Chandigarh — The teaching of Sanskrit has quietly resumed in Pakistan for the first time since Partition, with Lahore University of Management Sciences (LUMS) introducing a course in the classical language. What began as a three-month weekend workshop grew into a full four-credit university course after strong demand.
Dr Ali Usman Qasmi, director of the Gurmani Centre, says Pakistan holds one of the richest but least-studied Sanskrit archives in the Punjab University library. A significant collection of Sanskrit palm-leaf manuscripts was catalogued in the 1930s by J.C.R. Woolner, but no Pakistani academic has engaged with it since 1947; only foreign researchers have used the material. Training local scholars, Dr Qasmi says, could change that.
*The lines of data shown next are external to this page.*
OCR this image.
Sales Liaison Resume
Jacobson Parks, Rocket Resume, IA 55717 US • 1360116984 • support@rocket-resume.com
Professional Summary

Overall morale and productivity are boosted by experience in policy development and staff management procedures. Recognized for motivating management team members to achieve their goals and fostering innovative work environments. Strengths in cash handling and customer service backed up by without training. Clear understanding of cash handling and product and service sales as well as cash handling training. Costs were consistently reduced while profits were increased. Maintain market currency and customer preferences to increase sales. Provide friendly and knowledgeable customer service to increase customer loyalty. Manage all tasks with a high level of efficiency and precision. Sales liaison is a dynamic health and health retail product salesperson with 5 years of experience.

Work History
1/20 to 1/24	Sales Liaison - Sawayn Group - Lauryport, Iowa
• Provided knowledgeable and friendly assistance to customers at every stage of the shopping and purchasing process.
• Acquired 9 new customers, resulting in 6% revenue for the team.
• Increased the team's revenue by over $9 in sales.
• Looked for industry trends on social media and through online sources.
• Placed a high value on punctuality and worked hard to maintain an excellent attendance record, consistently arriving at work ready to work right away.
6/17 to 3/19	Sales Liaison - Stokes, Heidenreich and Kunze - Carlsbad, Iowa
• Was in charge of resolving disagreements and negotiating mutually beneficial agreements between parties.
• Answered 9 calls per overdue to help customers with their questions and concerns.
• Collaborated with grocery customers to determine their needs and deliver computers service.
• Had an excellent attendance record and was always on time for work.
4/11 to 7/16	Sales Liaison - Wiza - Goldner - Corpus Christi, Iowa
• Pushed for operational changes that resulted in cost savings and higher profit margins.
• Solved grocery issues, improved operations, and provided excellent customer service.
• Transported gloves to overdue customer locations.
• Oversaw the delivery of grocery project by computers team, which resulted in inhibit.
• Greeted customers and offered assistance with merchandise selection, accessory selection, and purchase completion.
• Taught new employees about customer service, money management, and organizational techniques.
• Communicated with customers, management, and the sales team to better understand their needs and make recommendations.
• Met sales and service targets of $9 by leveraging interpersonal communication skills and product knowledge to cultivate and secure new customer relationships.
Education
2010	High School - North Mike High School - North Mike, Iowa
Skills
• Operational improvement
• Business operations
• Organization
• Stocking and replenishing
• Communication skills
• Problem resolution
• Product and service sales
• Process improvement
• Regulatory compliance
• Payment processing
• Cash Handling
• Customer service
LUMS also plans courses on the Mahabharata and the Bhagavad Gita. “Hopefully, this sets a momentum,” Dr Qasmi says, predicting Pakistan-based scholars of these texts within 10–15 years. The initial weekend programme was open to students, researchers, lawyers and academics; after seeing the response, the university turned it into a formal course. Though enrolment is still modest, officials hope it will expand, with ambitions to offer Sanskrit as a year-long course by spring 2027.
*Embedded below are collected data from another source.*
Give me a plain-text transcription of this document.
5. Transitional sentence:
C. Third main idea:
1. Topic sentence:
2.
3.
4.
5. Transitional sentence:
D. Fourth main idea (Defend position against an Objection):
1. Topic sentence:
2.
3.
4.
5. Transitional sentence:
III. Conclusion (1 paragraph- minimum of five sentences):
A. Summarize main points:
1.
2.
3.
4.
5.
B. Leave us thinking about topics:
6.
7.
The initiative’s driving force is Dr Shahid Rasheed, an associate professor of sociology at Forman Christian College, whose interest in Sanskrit predated LUMS’s outreach. He learned the language largely through online study with scholars such as Antonia Ruppel and McComas Taylor, saying it took nearly a year to cover classical Sanskrit grammar. Dr Rasheed took a sabbatical to teach the LUMS class, focusing mainly on grammar and on “subhashitas” — classical wisdom verses.
Students have been surprised to discover how many Urdu words derive from Sanskrit, and that Sanskrit is distinct from Hindi. Initially seen as difficult, the language’s logical structure quickly engaged learners. “The pleasure of solving something difficult is immense,” Dr Rasheed notes. He adds that modern languages evolve from classical traditions and that, once crossed, the linguistic “veil” reveals shared roots.
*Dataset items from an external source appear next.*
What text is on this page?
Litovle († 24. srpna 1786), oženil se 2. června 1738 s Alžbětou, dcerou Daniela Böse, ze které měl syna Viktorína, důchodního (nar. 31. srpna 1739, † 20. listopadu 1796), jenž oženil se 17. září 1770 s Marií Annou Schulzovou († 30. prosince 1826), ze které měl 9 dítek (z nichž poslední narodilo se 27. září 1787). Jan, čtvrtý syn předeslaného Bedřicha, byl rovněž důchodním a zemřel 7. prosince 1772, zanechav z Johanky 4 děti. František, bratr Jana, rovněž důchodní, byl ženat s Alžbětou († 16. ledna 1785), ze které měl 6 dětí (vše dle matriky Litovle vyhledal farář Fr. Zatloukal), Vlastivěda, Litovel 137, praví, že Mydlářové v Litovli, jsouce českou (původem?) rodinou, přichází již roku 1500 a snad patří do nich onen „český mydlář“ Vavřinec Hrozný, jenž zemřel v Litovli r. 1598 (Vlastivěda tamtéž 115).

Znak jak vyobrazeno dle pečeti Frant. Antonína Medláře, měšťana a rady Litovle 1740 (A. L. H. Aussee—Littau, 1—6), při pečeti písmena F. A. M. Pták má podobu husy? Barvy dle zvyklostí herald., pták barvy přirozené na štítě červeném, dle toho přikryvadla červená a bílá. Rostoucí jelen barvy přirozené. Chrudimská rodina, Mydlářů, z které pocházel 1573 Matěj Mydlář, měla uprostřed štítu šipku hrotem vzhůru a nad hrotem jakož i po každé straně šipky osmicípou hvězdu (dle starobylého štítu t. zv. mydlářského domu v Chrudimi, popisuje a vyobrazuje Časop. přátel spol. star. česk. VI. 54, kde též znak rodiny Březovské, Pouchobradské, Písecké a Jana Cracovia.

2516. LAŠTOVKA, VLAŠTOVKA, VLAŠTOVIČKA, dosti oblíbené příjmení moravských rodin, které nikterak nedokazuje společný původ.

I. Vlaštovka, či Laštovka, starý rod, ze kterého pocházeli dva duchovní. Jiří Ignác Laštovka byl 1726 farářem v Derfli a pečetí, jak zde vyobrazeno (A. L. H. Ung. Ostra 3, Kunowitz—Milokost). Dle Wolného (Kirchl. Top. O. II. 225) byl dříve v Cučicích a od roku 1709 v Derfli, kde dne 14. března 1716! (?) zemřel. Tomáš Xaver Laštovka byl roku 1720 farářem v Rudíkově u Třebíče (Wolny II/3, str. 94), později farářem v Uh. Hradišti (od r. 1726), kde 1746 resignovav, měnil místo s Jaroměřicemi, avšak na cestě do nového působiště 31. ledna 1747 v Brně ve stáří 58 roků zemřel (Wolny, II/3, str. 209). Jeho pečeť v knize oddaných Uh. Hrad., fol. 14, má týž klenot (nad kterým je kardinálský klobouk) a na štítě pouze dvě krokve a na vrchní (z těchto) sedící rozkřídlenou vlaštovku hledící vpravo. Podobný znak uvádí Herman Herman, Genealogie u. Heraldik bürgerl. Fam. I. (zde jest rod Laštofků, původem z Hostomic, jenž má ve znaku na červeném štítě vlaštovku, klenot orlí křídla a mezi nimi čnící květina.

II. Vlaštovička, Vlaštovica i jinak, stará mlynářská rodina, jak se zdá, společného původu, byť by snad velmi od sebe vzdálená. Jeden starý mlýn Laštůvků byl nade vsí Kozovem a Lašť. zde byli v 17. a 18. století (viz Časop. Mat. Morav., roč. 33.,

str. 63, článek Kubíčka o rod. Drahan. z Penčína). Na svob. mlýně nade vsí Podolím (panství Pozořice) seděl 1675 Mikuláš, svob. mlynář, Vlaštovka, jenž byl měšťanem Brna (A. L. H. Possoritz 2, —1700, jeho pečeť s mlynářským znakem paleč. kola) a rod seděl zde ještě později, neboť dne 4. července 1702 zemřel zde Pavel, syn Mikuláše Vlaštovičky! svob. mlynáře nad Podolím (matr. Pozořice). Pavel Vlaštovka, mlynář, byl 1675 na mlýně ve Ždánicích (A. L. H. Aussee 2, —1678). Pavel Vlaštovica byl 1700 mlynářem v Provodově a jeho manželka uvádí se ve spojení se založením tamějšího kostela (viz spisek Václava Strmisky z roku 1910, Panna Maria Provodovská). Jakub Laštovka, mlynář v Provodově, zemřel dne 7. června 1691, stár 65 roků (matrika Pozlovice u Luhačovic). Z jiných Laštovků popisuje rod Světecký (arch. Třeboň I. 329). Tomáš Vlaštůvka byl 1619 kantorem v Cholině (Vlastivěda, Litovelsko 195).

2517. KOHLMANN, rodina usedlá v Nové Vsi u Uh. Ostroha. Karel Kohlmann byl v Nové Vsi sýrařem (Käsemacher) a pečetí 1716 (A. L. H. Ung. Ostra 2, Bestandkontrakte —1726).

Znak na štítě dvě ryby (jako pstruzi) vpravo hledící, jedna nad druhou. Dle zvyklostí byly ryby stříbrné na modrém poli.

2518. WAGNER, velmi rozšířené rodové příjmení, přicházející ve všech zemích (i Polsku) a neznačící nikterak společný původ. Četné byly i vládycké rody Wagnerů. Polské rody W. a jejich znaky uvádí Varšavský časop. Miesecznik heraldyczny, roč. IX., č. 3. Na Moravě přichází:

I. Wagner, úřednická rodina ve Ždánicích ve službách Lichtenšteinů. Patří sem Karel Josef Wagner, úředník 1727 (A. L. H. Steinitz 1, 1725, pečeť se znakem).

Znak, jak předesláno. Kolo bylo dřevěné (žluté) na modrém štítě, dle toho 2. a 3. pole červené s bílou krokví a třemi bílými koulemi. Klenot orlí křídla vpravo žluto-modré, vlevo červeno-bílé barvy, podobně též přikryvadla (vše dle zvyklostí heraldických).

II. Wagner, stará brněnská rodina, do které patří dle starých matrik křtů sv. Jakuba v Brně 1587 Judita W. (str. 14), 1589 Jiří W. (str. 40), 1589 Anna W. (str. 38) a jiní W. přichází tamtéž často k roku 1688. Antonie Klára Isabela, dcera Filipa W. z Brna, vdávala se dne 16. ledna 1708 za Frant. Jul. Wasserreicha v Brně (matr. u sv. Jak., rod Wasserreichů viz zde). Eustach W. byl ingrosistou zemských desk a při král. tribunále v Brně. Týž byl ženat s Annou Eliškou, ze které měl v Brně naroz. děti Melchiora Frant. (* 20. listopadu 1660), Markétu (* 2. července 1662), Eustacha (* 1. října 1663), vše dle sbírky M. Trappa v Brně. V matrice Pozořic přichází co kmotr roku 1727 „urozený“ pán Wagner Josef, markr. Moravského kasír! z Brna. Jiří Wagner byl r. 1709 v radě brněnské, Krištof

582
Dr Qasmi places the Sanskrit course within LUMS’s broader language ecosystem, which includes Sindhi, Pashto, Punjabi, Balochi, Arabic and Persian. He stresses the importance of engaging a tradition that is part of the Pakistani–Indian heritage: much literature, poetry, art and philosophy trace back to the Vedic age, and many historians believe the Vedas originated in the region, making direct access to classical texts valuable.
Despite political sensitivities, both scholars sense a shifting intellectual climate. Dr Rasheed encounters frequent curiosity about his study and argues that Sanskrit is a regional cultural monument, linked to places such as Panini’s village and to writings from the Indus Valley era. He insists the language is not the monopoly of any single religion: “We need to own it. It is ours too.”
Both scholars say encouraging cross-cultural language learning could help bridge communal divides. If more Hindus and Sikhs in India learned Arabic and more Muslims in Pakistan studied Sanskrit, Dr Rasheed suggests, language could become a tool for rapprochement across South Asia rather than a barrier.